Paclitaxel is one of the most clinically effective anticancer agents and is the primary first-line therapy for advanced NSCLC, particularly in patients lacking actionable genetic mutations [28]. However, the prolonged administration of paclitaxel frequently results in acquired resistance, substantially limiting its therapeutic benefit. Therefore, it is crucial to elucidate the molecular mechanisms underlying paclitaxel resistance and develop strategies to overcome it. Among the potential targets, ABCB1 has emerged as a promising candidate for reversing paclitaxel resistance.

In the present study, we observed that paclitaxel-resistant cells exhibited markedly elevated expression of ABCB1. By using UPLC-MS/MS, we further quantified intracellular and extracellular paclitaxel concentrations in parental (A549) and resistant (A549/TAX) cells; the results confirmed that resistance to paclitaxel is primarily attributable to the drug efflux function of P-gp. Notably, ABCB1 knockdown significantly enhanced the cytotoxicity of paclitaxel, thereby establishing the pivotal role of P-gp in mediating paclitaxel resistance and highlighting the therapeutic potential of its inhibition. Furthermore, our study also utilized human NSCLC specimens rather than animal models, thereby increasing translational relevance. We demonstrated that ABCB1 overexpression in clinical samples is closely associated with paclitaxel resistance and adverse prognosis.
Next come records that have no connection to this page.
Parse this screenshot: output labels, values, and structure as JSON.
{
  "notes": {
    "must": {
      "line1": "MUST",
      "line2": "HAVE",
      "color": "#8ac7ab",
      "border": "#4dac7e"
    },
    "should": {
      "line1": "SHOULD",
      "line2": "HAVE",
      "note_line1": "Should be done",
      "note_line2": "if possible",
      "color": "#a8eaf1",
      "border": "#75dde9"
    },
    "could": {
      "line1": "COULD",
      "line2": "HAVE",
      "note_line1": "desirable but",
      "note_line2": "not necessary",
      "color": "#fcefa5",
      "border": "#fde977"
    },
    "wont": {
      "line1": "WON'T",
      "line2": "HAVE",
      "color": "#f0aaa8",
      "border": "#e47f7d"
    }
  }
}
Consistent with these findings, the administration of P-gp inhibitors substantially augmented paclitaxel-induced cytotoxicity, indicating a promising strategy for NSCLC treatment. P-gp is an ATP-dependent efflux transporter with broad substrate specificity, and numerous studies have demonstrated that its inhibition enhances chemosensitivity across multiple malignancies. For example, Creemers et al. [29] reported that tariquidar sensitized adrenocortical carcinoma cells to doxorubicin and etoposide, while Lagas et al. [30] showed that elacridar increased dasatinib accumulation in the brain. Similarly, Joshi et al. [31] identified natural alkaloid compounds that can effectively inhibit P-gp activity.

Despite encouraging preclinical results, the clinical translation of ABCB1 inhibitors faces substantial challenges. First-generation inhibitors such as verapamil and cyclosporine A partially reversed multidrug resistance (MDR) in early clinical trials; however, their clinical application was impeded by substantial toxicity at effective doses, including severe hypotension and immunosuppression. Second-generation inhibitors, including valspodar and biricodar, were designed with improved specificity and reduced toxicity; however, pivotal Phase III trials—such as those combining valspodar with paclitaxel for treating ovarian cancer—failed to demonstrate survival benefits, largely because of complex pharmacokinetic interactions. Third-generation inhibitors (e.g., tariquidar, zosuquidar, and laniquidar) demonstrated superior selectivity and potency with reduced off-target effects; nevertheless, large-scale Phase III trials in patients with ovarian cancer and NSCLC again yielded disappointing outcomes, failing to improve overall survival [32,33]. These limitations highlight the multifactorial nature of MDR, the challenge of achieving effective intratumoral inhibitor concentrations without systemic toxicity, and the necessity of better patient stratification. Notably, the high expression of P-gp at the blood–brain barrier has received increasing attention of researchers [34]. The inhibition of P-gp may facilitate enhanced penetration of diverse agents into the central nervous system, including chemotherapeutics for glioblastoma and drugs for Alzheimer’s disease and epilepsy. For example, recent studies have explored the combination of tariquidar with temozolomide to improve drug delivery in patients with glioblastoma [35,36]. Although promising, such strategies require rigorous clinical evaluation to establish both efficacy and safety. Overall, despite decades of clinical research, no P-gp inhibitor has yet been approved for clinical MDR reversal because of these unresolved challenges.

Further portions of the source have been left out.